Le Premier ministre israélien vient de menacer l’Autorité palestinienne d’un stationnement prolongé de l’armée israélienne dans les territoires palestiniens afin «d’y assurer l’ordre» en lieu et place des forces de sécurité du président Yasser Arafat. Dans une interview publiée vendredi par le quotidien populaire allemand Bild, Ariel Sharon, après avoir réaffirmé que «Yasser Arafat appartient dorénavant à l’Hi-stoire». Une interview qu’il a démenti avoir accordé. Mais la procédure est connue : le message passe, les «détails» sont reniés. En parlant d’histoire, il est en train de changer la géographie de la région. Et quand il dit que l’armée israélienne n’a pas pour objectif de tuer Arafat, on a envie de pleurer devant tant d’humanisme de la part de celui qui était justement chargé de liquider Abou Ammar au Liban il y a dix-neuf ans.

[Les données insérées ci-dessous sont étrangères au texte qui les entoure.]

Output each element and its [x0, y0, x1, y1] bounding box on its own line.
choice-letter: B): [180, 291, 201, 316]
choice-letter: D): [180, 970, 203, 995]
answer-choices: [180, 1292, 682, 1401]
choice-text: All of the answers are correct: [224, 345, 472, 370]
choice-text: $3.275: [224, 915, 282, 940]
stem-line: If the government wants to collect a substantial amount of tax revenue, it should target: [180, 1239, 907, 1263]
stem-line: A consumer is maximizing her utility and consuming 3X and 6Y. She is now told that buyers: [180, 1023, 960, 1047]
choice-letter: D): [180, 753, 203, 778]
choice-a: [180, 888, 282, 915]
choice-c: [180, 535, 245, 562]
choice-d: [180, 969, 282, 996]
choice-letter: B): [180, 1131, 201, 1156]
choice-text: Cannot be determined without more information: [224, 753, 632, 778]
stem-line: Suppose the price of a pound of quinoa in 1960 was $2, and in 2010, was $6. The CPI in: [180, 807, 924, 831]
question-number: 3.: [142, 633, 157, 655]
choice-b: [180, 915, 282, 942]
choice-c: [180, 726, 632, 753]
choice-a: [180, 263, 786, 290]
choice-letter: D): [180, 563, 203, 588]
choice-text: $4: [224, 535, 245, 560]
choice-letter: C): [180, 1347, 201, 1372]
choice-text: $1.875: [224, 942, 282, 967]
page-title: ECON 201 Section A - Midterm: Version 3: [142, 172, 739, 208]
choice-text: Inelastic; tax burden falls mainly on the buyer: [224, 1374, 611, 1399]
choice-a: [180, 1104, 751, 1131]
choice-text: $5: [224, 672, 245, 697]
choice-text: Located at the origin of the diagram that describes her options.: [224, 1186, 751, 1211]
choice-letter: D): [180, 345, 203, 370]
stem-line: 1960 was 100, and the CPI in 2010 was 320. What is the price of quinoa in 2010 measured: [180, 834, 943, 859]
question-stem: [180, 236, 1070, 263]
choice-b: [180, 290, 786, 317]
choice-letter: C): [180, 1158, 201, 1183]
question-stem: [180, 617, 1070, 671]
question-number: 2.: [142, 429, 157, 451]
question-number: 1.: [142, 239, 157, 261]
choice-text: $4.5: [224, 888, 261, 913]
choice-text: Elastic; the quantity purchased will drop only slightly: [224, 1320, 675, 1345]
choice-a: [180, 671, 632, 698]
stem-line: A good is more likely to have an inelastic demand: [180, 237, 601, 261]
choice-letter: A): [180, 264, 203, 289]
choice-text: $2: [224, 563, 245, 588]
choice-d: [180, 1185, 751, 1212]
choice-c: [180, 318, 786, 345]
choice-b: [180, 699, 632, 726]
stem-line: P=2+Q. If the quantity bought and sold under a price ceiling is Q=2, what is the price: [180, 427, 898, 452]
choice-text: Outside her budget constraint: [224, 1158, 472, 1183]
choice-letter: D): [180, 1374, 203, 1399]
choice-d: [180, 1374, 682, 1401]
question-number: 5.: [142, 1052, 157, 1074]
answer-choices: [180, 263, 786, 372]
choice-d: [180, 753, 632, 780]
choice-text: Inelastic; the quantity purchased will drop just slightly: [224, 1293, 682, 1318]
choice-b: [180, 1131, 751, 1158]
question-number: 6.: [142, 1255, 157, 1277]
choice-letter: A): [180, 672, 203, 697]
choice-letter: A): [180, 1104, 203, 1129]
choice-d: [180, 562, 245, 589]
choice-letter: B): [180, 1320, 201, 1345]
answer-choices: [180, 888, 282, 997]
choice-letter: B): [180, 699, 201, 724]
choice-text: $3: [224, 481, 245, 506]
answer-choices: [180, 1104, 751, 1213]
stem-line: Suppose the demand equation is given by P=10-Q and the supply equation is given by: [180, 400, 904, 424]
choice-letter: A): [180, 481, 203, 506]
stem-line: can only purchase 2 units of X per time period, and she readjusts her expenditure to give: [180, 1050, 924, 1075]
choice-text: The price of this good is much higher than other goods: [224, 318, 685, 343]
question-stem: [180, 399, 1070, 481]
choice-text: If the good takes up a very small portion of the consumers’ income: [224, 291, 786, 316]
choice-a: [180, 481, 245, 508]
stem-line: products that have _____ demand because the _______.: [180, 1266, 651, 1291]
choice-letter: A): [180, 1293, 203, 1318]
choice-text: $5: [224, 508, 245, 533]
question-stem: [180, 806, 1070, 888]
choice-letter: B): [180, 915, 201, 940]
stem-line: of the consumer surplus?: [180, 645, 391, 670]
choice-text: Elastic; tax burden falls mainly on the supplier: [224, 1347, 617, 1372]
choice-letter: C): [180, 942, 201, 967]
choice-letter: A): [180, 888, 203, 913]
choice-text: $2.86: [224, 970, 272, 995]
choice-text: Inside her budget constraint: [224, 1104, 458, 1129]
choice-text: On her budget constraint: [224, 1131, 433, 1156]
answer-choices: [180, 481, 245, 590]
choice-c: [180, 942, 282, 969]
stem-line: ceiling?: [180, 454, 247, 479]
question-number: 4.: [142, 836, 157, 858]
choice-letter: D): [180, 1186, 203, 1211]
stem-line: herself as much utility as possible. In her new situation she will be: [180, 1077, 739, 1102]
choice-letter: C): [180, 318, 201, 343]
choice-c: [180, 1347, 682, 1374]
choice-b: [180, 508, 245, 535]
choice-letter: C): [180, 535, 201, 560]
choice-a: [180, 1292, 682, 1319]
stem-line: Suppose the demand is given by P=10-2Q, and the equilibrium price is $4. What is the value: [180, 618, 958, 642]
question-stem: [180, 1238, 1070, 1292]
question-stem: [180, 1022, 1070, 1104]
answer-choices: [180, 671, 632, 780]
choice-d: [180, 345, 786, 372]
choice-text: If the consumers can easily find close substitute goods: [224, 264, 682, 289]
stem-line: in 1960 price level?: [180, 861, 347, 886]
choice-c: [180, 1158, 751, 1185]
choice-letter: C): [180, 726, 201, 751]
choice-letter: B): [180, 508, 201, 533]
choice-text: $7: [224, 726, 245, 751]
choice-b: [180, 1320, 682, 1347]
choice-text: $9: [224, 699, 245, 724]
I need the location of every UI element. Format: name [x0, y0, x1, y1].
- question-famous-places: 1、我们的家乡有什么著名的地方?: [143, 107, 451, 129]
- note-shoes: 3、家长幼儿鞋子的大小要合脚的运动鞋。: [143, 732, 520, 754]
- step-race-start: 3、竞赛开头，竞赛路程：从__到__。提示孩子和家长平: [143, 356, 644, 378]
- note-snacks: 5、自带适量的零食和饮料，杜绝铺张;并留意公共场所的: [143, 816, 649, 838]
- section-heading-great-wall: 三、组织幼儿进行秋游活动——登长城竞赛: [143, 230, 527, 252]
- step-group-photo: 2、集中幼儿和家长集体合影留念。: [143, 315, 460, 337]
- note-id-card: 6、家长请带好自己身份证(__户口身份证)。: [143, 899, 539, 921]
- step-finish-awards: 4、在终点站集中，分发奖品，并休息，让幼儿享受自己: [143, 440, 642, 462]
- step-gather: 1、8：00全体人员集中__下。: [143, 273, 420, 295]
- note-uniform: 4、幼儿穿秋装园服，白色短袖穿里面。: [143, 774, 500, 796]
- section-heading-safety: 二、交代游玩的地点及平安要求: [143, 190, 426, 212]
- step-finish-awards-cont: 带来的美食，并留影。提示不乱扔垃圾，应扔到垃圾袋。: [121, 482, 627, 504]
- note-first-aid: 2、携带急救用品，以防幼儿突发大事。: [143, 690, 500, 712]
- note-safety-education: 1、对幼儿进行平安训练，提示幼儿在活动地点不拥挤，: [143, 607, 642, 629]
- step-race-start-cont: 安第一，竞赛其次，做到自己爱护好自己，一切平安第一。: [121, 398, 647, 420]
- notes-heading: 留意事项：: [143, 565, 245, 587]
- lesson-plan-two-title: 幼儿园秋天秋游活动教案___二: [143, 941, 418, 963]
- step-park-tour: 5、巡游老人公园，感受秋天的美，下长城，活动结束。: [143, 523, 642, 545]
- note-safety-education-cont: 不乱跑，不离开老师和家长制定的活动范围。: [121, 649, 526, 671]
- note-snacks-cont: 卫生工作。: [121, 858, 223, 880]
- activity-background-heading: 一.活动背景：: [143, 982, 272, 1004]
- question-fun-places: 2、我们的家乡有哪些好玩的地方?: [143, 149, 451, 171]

Ensuite, il déclare que : «si, dans des négociations avec une nouvelle direction palestinienne, nous ne parvenons pas à une solution pacifique, alors l’armée israélienne ira dans les villes palestiniennes pour y assurer l’ordre. Cela fait sept ans que nous discutons avec l’autre partie, maintenant nous passons aux actes». Les négociations avec les autorités palestiniennes ne reprendront que «si un cessez-le-feu perceptible entre en vigueur», a-t-il ajouté. D’ici là, les troupes israéliennes continueront à contrôler les territoires palestiniens. Quand on connaît les méthodes de Tsahal, on peut donner tout son sens au mot «contrôler». Comment concevoir cela alors que les provocations israéliennes se multiplient, que les incursions et autres brutalités font des morts palestiniens à la pelle. Ariel Sharon surfe sur la peur et la colère des deux camps. Pour -triste – mémoire, Ariel Sharon a voté contre tous les textes porteurs d’espoirs, depuis ceux conclu avec l’Egypte, en 1978, jusqu’à ceux d’Oslo en 1993. Et il continue de pourfendre avec succès tout ce qui peut rapprocher Israéliens et Arabes.